Strong economic recovery and generous federal aid put state and local governments on solid footing.
Many municipalities have undertaken prudent debt management. We believe this should help them navigate through a period of higher interest rates.
Local authorities with weak pension funding levels, onerous debt burdens or weak liquidity will likely be the most vulnerable in the current environment.
US inflation has gained significant momentum as 2022 begins. We expect a rate hike at every Federal Open Market Committee (FOMC) meeting this year, with some rate hikes likely to be 50 basis points.
What does potentially higher inflation and interest rates mean for US municipal issuers?
Strong economic recovery and generous federal aid put state and local governments on solid footing
State and local governments are most likely to feel the impact of inflation and higher interest rates through their revenues and expenses. The potential impact can be divided into three main revenue and expenditure channels: debt service costs, pension assets and liabilities and tax collection.
We believe state and local governments are generally well-prepared for the volatility in revenues and expenditures that might result from price and interest rate increases.
Several factors are likely to support credit resilience among municipals:
- The substantial influx of federal funds under recent legislation
- Prudence in managing debt service levels in recent years
- Manageable levels of aggregate pension funding
Governments with strong debt management, favourable pension funding policies, and sufficient reserves will likely be the most prepared to manage the impact of long-term inflationary pressures.

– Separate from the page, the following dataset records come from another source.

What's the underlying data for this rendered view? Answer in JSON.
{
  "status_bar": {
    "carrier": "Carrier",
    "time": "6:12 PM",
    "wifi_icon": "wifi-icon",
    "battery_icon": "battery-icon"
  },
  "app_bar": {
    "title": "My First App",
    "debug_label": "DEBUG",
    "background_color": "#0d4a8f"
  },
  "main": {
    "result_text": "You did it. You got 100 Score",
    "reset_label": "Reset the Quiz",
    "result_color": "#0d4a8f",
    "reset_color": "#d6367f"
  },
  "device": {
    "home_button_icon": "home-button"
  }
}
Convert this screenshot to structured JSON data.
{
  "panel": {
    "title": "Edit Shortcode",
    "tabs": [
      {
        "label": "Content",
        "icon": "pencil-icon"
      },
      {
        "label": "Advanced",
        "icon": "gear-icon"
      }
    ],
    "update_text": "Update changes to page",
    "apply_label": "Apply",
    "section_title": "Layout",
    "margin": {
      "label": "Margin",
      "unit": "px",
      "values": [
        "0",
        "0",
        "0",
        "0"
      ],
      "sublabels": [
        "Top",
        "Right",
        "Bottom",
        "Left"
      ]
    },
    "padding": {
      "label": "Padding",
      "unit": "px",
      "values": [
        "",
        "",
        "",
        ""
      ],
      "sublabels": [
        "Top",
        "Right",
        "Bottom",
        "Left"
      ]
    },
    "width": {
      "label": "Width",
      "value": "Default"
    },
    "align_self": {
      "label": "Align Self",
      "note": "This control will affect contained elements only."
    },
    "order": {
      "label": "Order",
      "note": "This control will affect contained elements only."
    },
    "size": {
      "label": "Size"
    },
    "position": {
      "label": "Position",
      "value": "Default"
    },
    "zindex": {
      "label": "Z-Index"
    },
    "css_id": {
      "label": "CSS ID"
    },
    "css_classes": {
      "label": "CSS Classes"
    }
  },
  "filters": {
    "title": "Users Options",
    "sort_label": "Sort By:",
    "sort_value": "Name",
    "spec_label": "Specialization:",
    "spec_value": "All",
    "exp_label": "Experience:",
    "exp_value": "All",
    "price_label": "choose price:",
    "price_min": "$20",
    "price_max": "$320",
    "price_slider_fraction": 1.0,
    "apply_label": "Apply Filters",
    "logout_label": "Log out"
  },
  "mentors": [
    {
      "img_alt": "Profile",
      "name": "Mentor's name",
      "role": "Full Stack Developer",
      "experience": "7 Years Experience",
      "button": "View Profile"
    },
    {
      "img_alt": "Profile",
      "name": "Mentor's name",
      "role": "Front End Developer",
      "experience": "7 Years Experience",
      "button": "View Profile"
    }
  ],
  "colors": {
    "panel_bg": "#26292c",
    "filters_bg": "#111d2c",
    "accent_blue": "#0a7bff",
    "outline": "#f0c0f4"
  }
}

We believe many states and local governments meet these conditions. This means they could be well-positioned to navigate a higher inflation, higher interest rate environment in the near term.
Below, we highlight how inflation and rising interest rates are likely to impact municipals through their three main revenue and expenditure channels:
Debt service: Many municipalities have undertaken prudent debt management. We believe this should help them navigate through a period of higher interest rates.
Higher interest rates likely mean higher municipal borrowing costs, but we believe short-term interest rate pressure is manageable. A general trend toward deleveraging over the past decade has provided some room to absorb higher interest rates.
For the past few years, state and local governments have put more emphasis on paying for projects on a “pay-as-you-go” basis. This means funding projects from available revenues instead of debt issuance. It is also important to point out that interest rates still have a long way to go before becoming expensive in historical terms (Figure 1).
Pension assets and liabilities: Strong pension asset performance in 2021 may help offset growing pension liabilities
Strong pension returns realised in 2021 should help limit the effects of a widening funding gap. But persistent inflation or market volatility could have negative impacts on funding levels and pension expenses.
Overall, we believe pension expenses represent a manageable portion of budgets. That’s because governments maintain a degree of budgetary flexibility to cover unexpected rises in pension costs.
In general, rising inflation and wages could lead to growing pension liabilities. About three quarters of state and local governments have some form of automatic link between pension benefits and inflation through cost-of-living adjustments1. As a result, rising wages could affect final compensation levels – a major determinant of governments’ pension liabilities.
Tax collection: Key sources of revenue may continue to grow, but momentum could slow compared to the last couple of years
The largest source of revenue for most local governments is property taxes. The housing market’s sharp appreciation in the past year will likely translate into higher property tax collections for many municipalities going forward.
This is largely because the impact of home price appreciation on tax receipts tends to lag by one to two years.
Sales tax collections could be volatile if consumption trends shift, such as higher prices discouraging spending. But income taxes have been bolstered by wage growth and low unemployment.
States also built-up record levels of reserves in fiscal year 2021. They are projected to be even higher in fiscal year 2022, this could provide a substantial liquidity cushion to manage potential revenue volatility.2
The hope is that the prospect of revenue volatility might be offset in the short term for two reasons:
- Federal legislation delivered direct funding to states and local government during the pandemic
- Additional stimulus measures were created to provide relief and support infrastructure development
But, just like for private businesses, labour and materials costs for municipal projects may become more expensive. Federal stimulus earmarked for these projects may not stretch as far as previously planned.3
Higher expenditures on these inputs will likely offset some revenue gains currently being enjoyed by governments, which points to a stable near-term budget outlook.
A positive outlook
State and local governments are riding the tailwinds of growing fiscal revenues and substantial federal aid. This could give them the resources to manage any unfavourable short-term effects of inflation.
Governments will need to be careful to temper future revenue expectations in case inflation persists. Local authorities with weak pension funding levels, onerous debt burdens or weak liquidity will likely be the most vulnerable in the current environment.
It is positive that most municipal governments enter this period with favourable cash reserves. They also have prudent pension funding practices and budgetary flexibility. We believe these factors prepare them to navigate the potential effects of inflation and rising rates.